Krwawa masakra rozegrała się w kamienicy w Pruszkowie podczas towarzyskiego spotkania nastolatków. Grupa znajomych zebrała się w mieszkaniu 16-letniej Natalii.
Dziewczyna od roku spotyka się z 20-letnim Damianem, który przyjaźnił się z rok młodszym Krystianem. Tego dnia jednak nikt nie zaprosił Krystiana.
- Siedzieliśmy w pokoju. Nagle kilka osób postanowiło wyjść do sklepu. Kiedy otworzyli drzwi, na klatce stał Krystian. Wpuściliśmy go – opowiadał Kacper Brodka (19 l.). Gdy jednak chłopak wszedł do mieszkania, zaczął się dziwnie zachowywać. Był blady, jakby we własnym świecie, jak po narkotykach albo dopalaczach.

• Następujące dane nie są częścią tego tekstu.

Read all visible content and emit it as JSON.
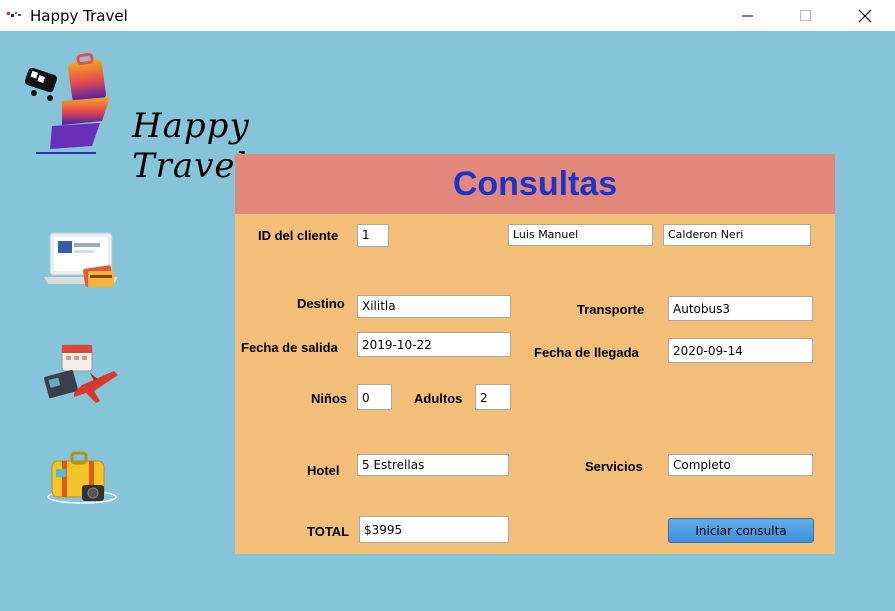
{
  "window": {
    "title": "Happy Travel",
    "controls": {
      "minimize": "minimize-icon",
      "maximize": "maximize-icon",
      "close": "close-icon"
    }
  },
  "logo": {
    "text": "Happy Travel"
  },
  "sidebar": {
    "icons": [
      "laptop-payment-icon",
      "travel-calendar-plane-icon",
      "suitcase-camera-icon"
    ]
  },
  "form": {
    "title": "Consultas",
    "labels": {
      "client_id": "ID del cliente",
      "destination": "Destino",
      "transport": "Transporte",
      "departure": "Fecha de salida",
      "arrival": "Fecha de llegada",
      "children": "Niños",
      "adults": "Adultos",
      "hotel": "Hotel",
      "services": "Servicios",
      "total": "TOTAL"
    },
    "values": {
      "client_id": "1",
      "first_name": "Luis Manuel",
      "last_name": "Calderon Neri",
      "destination": "Xilitla",
      "transport": "Autobus3",
      "departure": "2019-10-22",
      "arrival": "2020-09-14",
      "children": "0",
      "adults": "2",
      "hotel": "5 Estrellas",
      "services": "Completo",
      "total": "$3995"
    },
    "button_label": "Iniciar consulta"
  },
  "colors": {
    "background": "#85c4d9",
    "panel": "#f2be78",
    "header": "#e2887a",
    "title_text": "#1a35c8",
    "button": "#4a9ae0"
  }
}
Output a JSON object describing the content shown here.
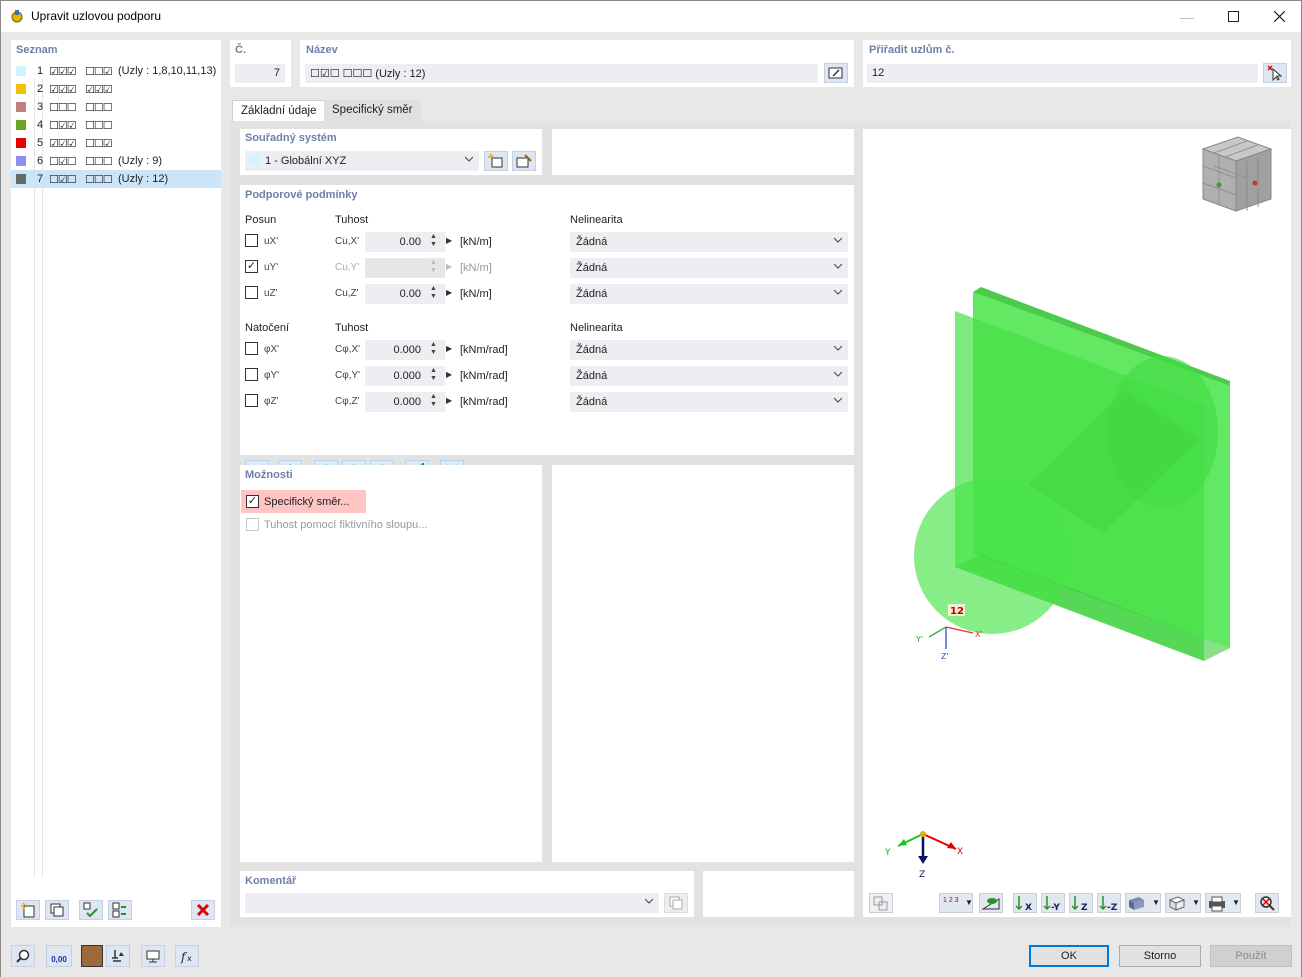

- Nagle wyjął nóż i rzucił się na Damiana. Zadawał mu ciosy na oślep. Krzyczał, że jest aniołem, który musi zabić demona. Że dzięki temu ochroni Natalię – opowiada „Super Expressowi” kolega ofiary. Jeden z nastolatków próbował powstrzymać oszalałego napastnika. W końcu Krystian M. uciekł przez okno, pozostawiając Damiana w kałuży krwi. Dlaczego zaatakował?
- Cztery godziny wcześniej widział się z Natalią i Damianem. Włączył im piosenkę „Anioły i Demony”. Pytał czy rozumieją przesłanie. Kiedy zadawał ciosy nożem, krzyczał, że jest tym aniołem i zabije jeszcze dwie inne osoby – opowiada Kacper.
Wezwana na miejsce policja przebadała uczestników spotkania alkomatem. Wszyscy byli trzeźwi. - Ofiara przebywa w szpitalu. Stan jest ciężki, ale stabilny. W poniedziałek rano mężczyzna był nadal w śpiączce – mówiła nam Marta Słomińska z policji w Pruszkowie.
Funkcjonariusze szukają wciąż Krystiana M.